The worship gathering is a weekly rallying-point for the Body of Christ through which we are loved, supported and sustained by God and the community of faith that we are a part of. This is a routine – a corporate spiritual discipline – that helps to re-centre and empower us in our commitment to our ongoing partnership with God in the Missio Dei. Hence, our worship gatherings are a sending of gathered people. As we leave Church on Sunday, we are sent out again to continue to cooperate with God – through the Spirit’s leadership and empowerment – that all of our lives may reflect the glory of God, and that we might see His “kingdom come on earth as it is in heaven.” (Matthew 6:10)

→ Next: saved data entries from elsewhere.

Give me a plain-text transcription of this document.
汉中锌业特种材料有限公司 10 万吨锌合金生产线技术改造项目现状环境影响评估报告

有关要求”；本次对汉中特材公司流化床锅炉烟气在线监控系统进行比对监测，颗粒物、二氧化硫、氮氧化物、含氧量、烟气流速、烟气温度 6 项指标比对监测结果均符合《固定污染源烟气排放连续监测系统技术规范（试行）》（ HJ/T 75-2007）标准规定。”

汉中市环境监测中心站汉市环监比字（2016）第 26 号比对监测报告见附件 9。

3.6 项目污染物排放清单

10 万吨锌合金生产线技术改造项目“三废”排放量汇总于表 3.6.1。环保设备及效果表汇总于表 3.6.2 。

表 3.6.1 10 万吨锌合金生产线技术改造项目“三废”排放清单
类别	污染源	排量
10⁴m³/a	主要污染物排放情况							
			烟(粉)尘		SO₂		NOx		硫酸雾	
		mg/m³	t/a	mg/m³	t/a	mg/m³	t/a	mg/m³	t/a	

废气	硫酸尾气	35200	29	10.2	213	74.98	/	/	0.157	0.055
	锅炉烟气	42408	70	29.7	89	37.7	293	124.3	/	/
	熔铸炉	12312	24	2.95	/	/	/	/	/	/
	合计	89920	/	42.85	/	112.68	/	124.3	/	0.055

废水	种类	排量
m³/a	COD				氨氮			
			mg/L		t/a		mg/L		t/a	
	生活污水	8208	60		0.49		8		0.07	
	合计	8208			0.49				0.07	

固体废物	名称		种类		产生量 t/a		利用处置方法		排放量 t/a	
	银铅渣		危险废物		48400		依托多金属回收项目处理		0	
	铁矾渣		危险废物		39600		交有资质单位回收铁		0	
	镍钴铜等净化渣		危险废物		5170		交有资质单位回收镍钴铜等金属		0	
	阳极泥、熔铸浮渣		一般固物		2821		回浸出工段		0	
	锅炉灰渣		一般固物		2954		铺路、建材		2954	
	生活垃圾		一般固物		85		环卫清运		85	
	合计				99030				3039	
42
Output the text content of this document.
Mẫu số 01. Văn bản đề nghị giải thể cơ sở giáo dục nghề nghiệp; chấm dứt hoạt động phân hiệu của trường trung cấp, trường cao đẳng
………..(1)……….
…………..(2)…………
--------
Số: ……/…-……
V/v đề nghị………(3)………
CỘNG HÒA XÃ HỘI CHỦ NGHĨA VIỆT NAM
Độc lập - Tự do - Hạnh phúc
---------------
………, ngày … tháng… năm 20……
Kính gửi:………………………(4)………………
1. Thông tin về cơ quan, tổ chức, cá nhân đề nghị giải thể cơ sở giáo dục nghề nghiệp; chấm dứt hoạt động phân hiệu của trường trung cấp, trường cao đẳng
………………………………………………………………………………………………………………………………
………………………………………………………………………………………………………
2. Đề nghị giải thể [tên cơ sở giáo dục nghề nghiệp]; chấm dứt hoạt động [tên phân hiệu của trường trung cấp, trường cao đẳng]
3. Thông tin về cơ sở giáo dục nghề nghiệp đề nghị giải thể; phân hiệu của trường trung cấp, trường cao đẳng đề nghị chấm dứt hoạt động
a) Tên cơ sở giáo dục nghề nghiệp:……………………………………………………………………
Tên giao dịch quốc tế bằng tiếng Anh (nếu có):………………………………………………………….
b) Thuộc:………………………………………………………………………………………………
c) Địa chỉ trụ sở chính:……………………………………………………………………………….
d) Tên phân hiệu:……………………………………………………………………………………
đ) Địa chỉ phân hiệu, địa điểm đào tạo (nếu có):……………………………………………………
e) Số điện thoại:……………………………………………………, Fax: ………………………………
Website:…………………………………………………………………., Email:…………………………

Worship and Mission: two essential aspects of the whole picture of Christian faith. They are completely indispensable and inseparable from each other, like two sides of the same coin. May our worship gatherings remind us of our Mission and empower us for service. May our Mission lead us to worship more deeply as we realise our great need for God, through whom transformation, grace and redemption truly come.
May Worship fuel our Mission and may Mission fuel our Worship.